For 2021, it was Where Spirits Linger, with paranormal tales from contributing authors including myself, Roberta Eaton Cheadle, Stevie Turner, Enid Holden, S.L. Kretschmer, and author of the winning story, Christa Planko.

You can get all three in one anthology set, Linger Spirit Whispers, to be released on December 1 and available for pre-order now.

Lingering Spirit Whispers

And join us for the tour to learn more about the stories contained within these three paranormal anthologies and their authors. D.L. Mullen will be doing interviews on her Un dawnted blog site Monday through Thursday and we will finish up her with a guest post from 2021 contest winner, Christa Planko discussing the inspiration behind her winning story, “Olde-Tyme Village”, featured in Where Spirits Linger. Un dawnted does not have comments enabled, but feel free to post any comments you have on the interviews here. Interviews with authors Roberta Eaton Cheadle, Kaye Lynne Booth, Stevie Turner and Jeff Bowles will be featured. I hope you will join us today and follow us through the rest of the tour.

Today’s author guest is contributing author Stevie Turner, who has stories in two out of three anthologies included in this set.

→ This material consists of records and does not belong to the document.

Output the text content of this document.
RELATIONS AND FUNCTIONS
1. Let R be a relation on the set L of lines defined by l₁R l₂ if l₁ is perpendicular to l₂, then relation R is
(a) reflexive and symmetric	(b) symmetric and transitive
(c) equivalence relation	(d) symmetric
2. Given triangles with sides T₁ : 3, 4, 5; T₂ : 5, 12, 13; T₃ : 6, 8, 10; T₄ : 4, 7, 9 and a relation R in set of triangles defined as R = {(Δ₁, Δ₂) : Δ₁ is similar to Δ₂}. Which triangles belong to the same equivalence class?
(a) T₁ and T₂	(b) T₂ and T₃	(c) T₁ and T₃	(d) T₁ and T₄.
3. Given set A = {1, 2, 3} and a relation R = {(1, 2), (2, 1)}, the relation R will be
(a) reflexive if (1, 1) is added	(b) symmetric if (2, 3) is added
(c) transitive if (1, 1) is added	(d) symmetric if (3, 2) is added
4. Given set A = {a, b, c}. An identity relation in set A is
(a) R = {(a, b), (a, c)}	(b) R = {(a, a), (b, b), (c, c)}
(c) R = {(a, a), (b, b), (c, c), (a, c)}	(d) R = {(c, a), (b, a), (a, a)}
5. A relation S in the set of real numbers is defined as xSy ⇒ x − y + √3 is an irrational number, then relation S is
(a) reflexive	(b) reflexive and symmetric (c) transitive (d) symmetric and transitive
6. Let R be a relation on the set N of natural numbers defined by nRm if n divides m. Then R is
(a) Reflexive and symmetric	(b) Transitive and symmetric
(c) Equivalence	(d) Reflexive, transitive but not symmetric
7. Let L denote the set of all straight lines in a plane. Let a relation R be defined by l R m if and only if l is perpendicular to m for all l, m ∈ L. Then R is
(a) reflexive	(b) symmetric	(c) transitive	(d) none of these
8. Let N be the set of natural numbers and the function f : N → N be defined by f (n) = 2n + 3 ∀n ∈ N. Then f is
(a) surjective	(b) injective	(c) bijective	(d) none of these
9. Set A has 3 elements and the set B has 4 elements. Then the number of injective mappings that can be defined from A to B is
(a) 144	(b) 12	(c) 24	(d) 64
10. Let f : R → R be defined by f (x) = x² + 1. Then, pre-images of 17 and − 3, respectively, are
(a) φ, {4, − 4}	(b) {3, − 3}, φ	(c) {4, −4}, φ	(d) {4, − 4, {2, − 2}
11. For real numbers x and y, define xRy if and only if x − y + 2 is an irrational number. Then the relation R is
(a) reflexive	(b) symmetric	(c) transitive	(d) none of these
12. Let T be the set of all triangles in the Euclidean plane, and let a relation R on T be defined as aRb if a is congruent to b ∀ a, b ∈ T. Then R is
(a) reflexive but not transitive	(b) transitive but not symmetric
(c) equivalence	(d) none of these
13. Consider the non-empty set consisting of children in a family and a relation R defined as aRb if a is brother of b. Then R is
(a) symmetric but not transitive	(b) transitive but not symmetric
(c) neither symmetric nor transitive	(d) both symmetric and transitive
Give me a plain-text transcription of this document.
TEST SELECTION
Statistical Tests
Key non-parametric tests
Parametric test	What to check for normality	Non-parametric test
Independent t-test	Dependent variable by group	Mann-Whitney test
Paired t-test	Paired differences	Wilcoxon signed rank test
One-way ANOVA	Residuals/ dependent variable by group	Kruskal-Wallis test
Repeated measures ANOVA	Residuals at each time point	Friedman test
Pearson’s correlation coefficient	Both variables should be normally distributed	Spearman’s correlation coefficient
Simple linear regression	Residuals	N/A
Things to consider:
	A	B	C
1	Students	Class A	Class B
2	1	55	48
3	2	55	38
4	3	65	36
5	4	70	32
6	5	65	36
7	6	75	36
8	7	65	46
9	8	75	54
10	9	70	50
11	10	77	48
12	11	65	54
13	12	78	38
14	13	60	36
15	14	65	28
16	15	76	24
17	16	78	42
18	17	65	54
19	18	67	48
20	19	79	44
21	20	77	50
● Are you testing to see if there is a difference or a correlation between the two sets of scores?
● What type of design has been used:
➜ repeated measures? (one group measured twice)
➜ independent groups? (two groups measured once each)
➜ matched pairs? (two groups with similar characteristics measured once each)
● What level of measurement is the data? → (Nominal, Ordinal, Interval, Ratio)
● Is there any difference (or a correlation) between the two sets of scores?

Stevie Turner is a British author of suspense, paranormal, women’s fiction family dramas and darkly humorous novels, and likes to find subjects to write about that are not often covered. Stevie is married and lives in the wilds of East Anglia, England, and enjoys cycling about the countryside when she is not busy writing. 

Her story “Partners in Time” is featured in Whispers of the Past – a paranormal romance where past and present cross.

And her story “David’s Revenge” is featured in Where Spirits Linger – a tale of revenge from the grave.